“Oh, certainly; that is the least you can do: she was so polite to him to-day,” said her father from the door, smiling that registered smile of his and making his escape before she could put the question to him which that smile invariably prompted.
She felt that it was all very well for him to advise her not to think out any matter; it was not so easy, however, for her to refrain from thinking, seeing that he had led her into the perilous paths of thought long ago. He had taught her the art of thinking long ago, and yet now he could airily assure her that she was very foolish and—what was much the same thing—very unwomanly to try to think herself out of a difficult place.
Well, that showed that he was a man anyway—a man as illogical as the most sapient savant can be, and that is saying a good deal.
The suggestions made to her by her father had, however, considerably widened the horizon of her consideration, so to speak. That is to say, she had only been thinking how admirably Josephine had succeeded in hiding beneath a mask of politeness her ill-founded prejudice against Mr. Winwood; whereas now she was led to consider the possibility of that mask of hers concealing a good deal more. She had been pitying, first, Mr. Winwood for having been so impulsive as to fall in love with Josephine; and, secondly, Josephine for having been so impulsive as to conceive a prejudice that might interfere with her happiness in the future.

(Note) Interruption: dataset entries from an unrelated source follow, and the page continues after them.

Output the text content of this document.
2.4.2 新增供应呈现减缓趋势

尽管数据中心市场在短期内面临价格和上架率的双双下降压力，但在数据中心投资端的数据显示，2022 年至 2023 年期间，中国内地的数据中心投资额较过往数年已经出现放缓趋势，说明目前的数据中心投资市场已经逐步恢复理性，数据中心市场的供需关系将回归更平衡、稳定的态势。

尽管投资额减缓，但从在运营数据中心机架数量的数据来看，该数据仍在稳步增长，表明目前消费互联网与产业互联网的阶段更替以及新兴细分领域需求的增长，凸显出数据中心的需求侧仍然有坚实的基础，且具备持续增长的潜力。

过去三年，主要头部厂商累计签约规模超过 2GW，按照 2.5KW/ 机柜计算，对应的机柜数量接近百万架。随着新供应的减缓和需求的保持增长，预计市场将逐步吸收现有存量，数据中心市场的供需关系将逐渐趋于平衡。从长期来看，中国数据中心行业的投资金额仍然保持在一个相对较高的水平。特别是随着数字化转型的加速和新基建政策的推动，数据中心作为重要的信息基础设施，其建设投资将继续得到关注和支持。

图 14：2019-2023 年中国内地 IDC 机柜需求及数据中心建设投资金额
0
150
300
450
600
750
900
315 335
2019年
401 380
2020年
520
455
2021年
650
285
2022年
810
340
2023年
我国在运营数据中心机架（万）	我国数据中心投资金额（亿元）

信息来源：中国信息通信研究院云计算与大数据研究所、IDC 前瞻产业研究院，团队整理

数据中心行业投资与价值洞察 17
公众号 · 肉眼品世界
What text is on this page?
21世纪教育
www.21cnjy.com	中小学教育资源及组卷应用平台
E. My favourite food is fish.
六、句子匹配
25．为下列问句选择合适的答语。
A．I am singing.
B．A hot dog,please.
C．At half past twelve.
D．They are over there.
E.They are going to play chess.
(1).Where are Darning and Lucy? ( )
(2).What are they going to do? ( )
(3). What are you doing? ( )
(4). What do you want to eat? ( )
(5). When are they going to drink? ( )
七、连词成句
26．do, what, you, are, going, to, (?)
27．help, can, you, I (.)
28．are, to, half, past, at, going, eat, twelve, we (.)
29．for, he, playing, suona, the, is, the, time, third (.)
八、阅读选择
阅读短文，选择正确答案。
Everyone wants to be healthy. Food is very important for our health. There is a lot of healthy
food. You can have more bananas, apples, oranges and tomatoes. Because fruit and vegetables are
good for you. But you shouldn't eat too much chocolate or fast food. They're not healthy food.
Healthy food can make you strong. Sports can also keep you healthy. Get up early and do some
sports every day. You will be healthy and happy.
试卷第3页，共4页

But now, it seemed that she need not have pitied either of them—if her father’s suggestions were worth anything.
And then she had given an exclamation of derision and had begun to think of other matters. She meant this exclamation to bear upon the wisdom of her father veiled (as so much wisdom may be if one is only wise) in a fine lacework of phrases. Her father’s Valenciennes phrases were much admired: they had a charming and delicate pattern of their own which perhaps some people admired more than the wisdom whose features they effectually concealed, and the design of his Point de Venise was so striking that no one was in the least curious as to whether it concealed any thought or not.

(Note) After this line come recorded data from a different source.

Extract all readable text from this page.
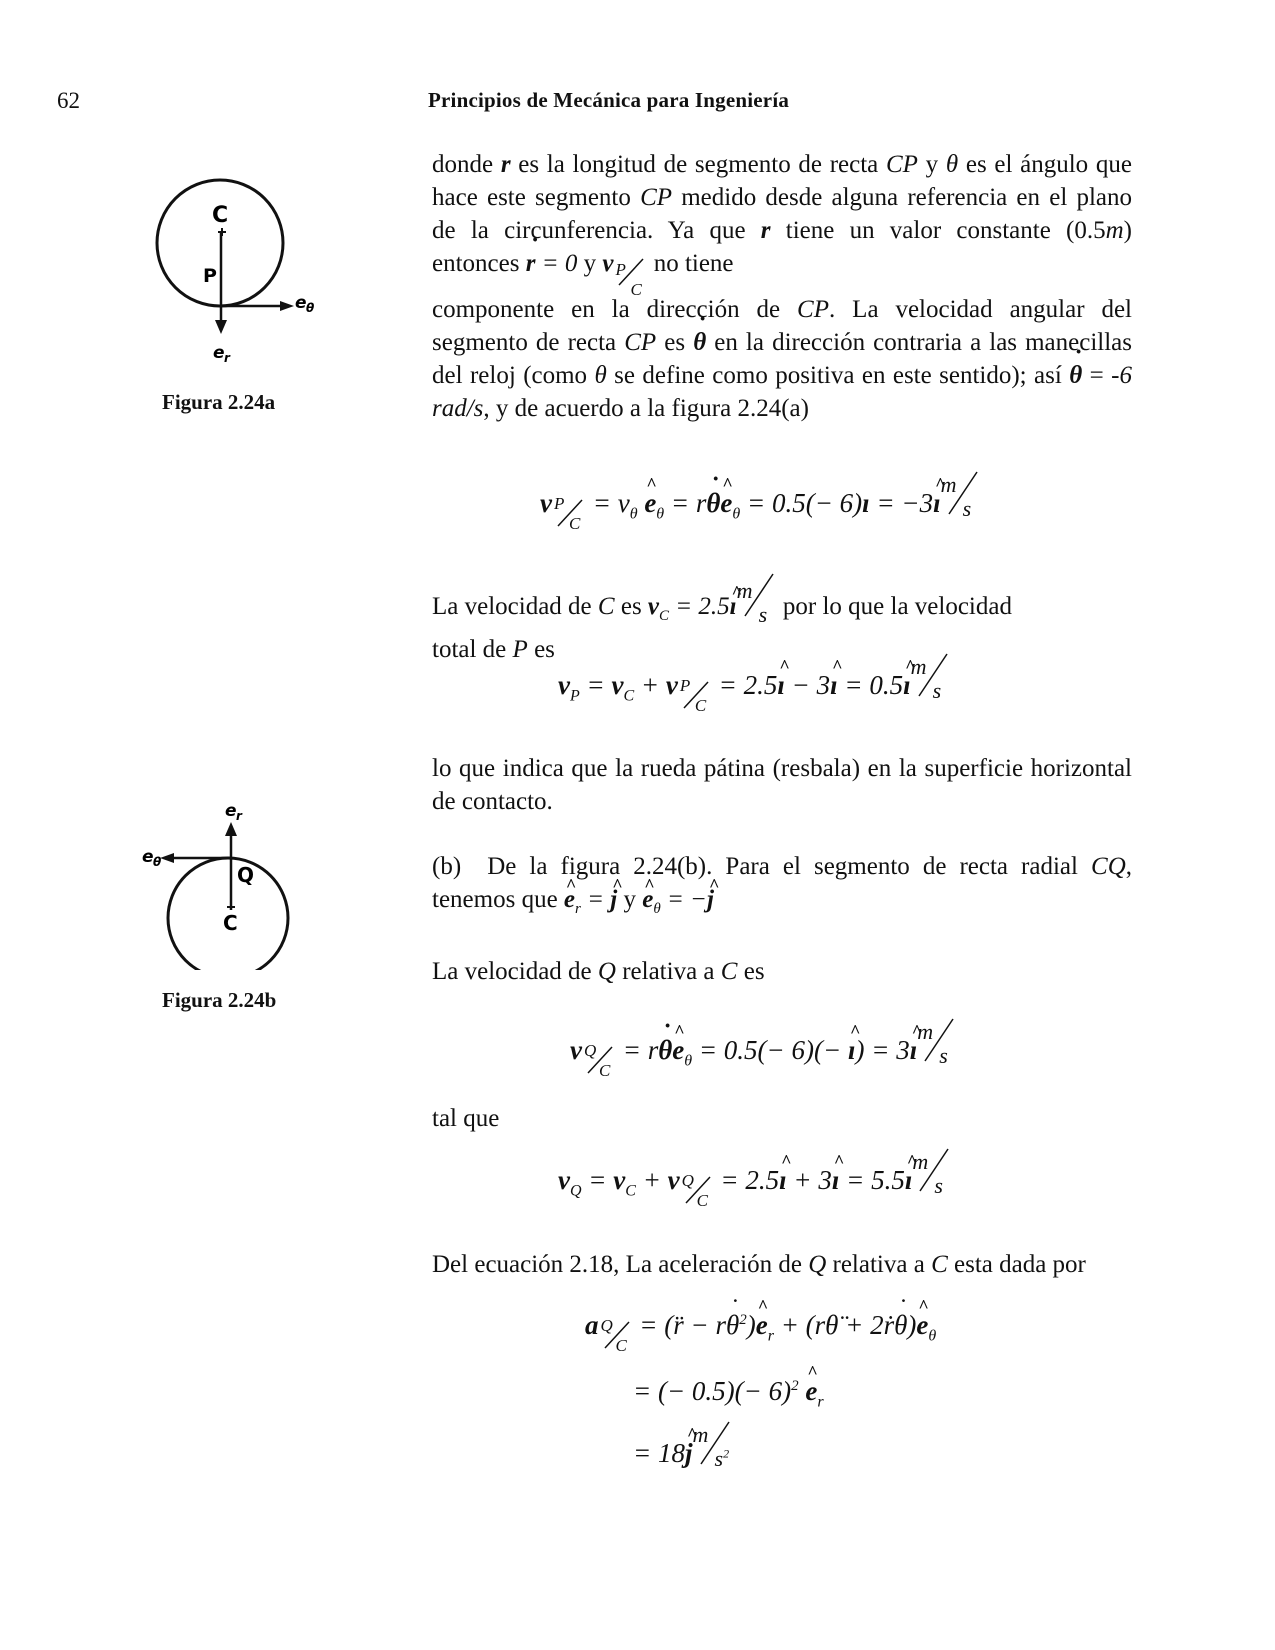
62	Principios de Mecánica para Ingeniería
C
P
e θ
e r
Figura 2.24a
e r
e θ
Q
C
Figura 2.24b
donde r es la longitud de segmento de recta CP y θ es el ángulo que hace este segmento CP medido desde alguna referencia en el plano de la circunferencia. Ya que r tiene un valor constante (0.5m) entonces ˙ r = 0 y v P
C
no tiene
componente en la dirección de CP. La velocidad angular del segmento de recta CP es ˙ θ en la dirección contraria a las manecillas del reloj (como θ se define como positiva en este sentido); así ˙ θ = -6 rad/s, y de acuerdo a la figura 2.24(a)
v P
C
= $v_\theta$ ^ $e_\theta$ = r˙ θ^ $e_\theta = 0.5(-$ 6)ı = −3^ ı
m
s
La velocidad de C es $v_C$ = 2.5^ ı
m
s por lo que la velocidad
total de P es
$v_P = v_C + v$ P
C
= 2.5^ ı − 3^ ı = 0.5^ ı
m
s
lo que indica que la rueda pátina (resbala) en la superficie horizontal de contacto.
(b)  De la figura 2.24(b). Para el segmento de recta radial CQ, tenemos que ^ $e_r$ = ^ j y ^ $e_\theta$ = −^ j
La velocidad de Q relativa a C es
v Q
C
= r˙ θ^ $e_\theta = 0.5(- 6)(-$ ^ ı) = 3^ ı
m
s
tal que
$v_Q = v_C + v$ Q
C
= 2.5^ ı + 3^ ı = 5.5^ ı
m
s
Del ecuación 2.18, La aceleración de Q relativa a C esta dada por
a Q
C
= (r̈ − r˙ $\theta^2)\^{}$ $e_r$ + (rθ̈ + 2ṙ˙ θ)^ $e_\theta$
= (− $0.5)(- 6)^2$ ^ $e_r$
= 18^ j
m
$s^2$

Thus it was that Sir Creighton’s daughter found it necessary to make use of a serious exclamation when she found that when she had looked for wisdom from her father he had given her a phrase—the lace cerement of wisdom.

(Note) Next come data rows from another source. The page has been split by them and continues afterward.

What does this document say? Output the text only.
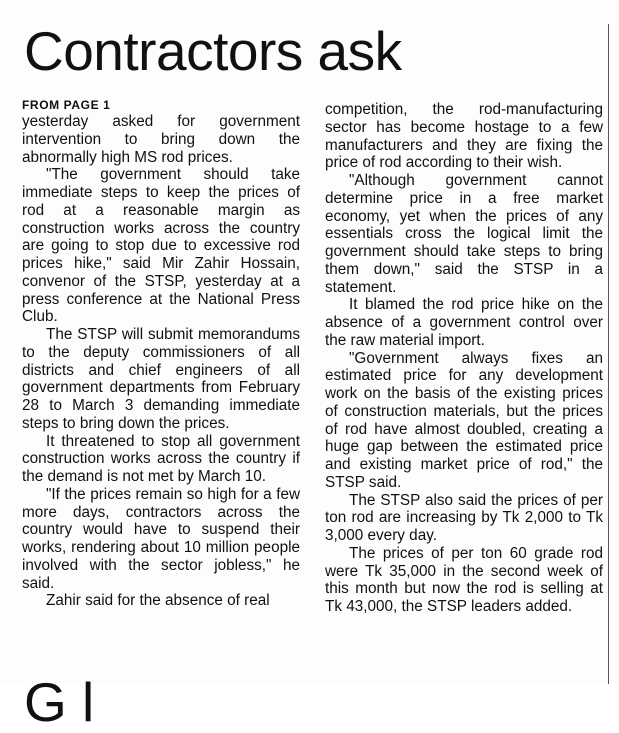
Contractors ask
FROM PAGE 1

yesterday asked for government intervention to bring down the abnormally high MS rod prices.

"The government should take immediate steps to keep the prices of rod at a reasonable margin as construction works across the country are going to stop due to excessive rod prices hike," said Mir Zahir Hossain, convenor of the STSP, yesterday at a press conference at the National Press Club.

The STSP will submit memorandums to the deputy commissioners of all districts and chief engineers of all government departments from February 28 to March 3 demanding immediate steps to bring down the prices.

It threatened to stop all government construction works across the country if the demand is not met by March 10.

"If the prices remain so high for a few more days, contractors across the country would have to suspend their works, rendering about 10 million people involved with the sector jobless," he said.

Zahir said for the absence of real

competition, the rod-manufacturing sector has become hostage to a few manufacturers and they are fixing the price of rod according to their wish.

"Although government cannot determine price in a free market economy, yet when the prices of any essentials cross the logical limit the government should take steps to bring them down," said the STSP in a statement.

It blamed the rod price hike on the absence of a government control over the raw material import.

"Government always fixes an estimated price for any development work on the basis of the existing prices of construction materials, but the prices of rod have almost doubled, creating a huge gap between the estimated price and existing market price of rod," the STSP said.

The STSP also said the prices of per ton rod are increasing by Tk 2,000 to Tk 3,000 every day.

The prices of per ton 60 grade rod were Tk 35,000 in the second week of this month but now the rod is selling at Tk 43,000, the STSP leaders added.

G l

And then she gave a more emphatic exclamation when she reflected upon the possibility of Josephine’s polite demeanour being as opaque as her father’s paradoxes. She had believed that the embroidered domino of politeness—that makes a variation from the rather flimsy trope of the lace—concealed within its folds only her friend’s dislike for the presence of Mr. Winwood; but now it had been suggested to her that there was a good deal below the billowy surface of the ornamented fabric that she had never suspected to exist there.
She said “Psha!” also “Phu!” and “Phi,” and gave vent to all those delicately modulated breathings with long-drawn sibilants which moments of staccato derision suggest to those young women who have not trained themselves to the more robust verbiage of condemnation—sounds like the stamping of Alpine heels upon a solid pavement.
It was of course a great relief to the girl to give way to those half tones of vituperation—those dainty slipper-taps as it were, of impatience. But after all the real relief that she experienced was in diverting her thoughts from the possible dissimulation of her father and her friend to the plain and simple language made use of by Lord Lullworth in her presence.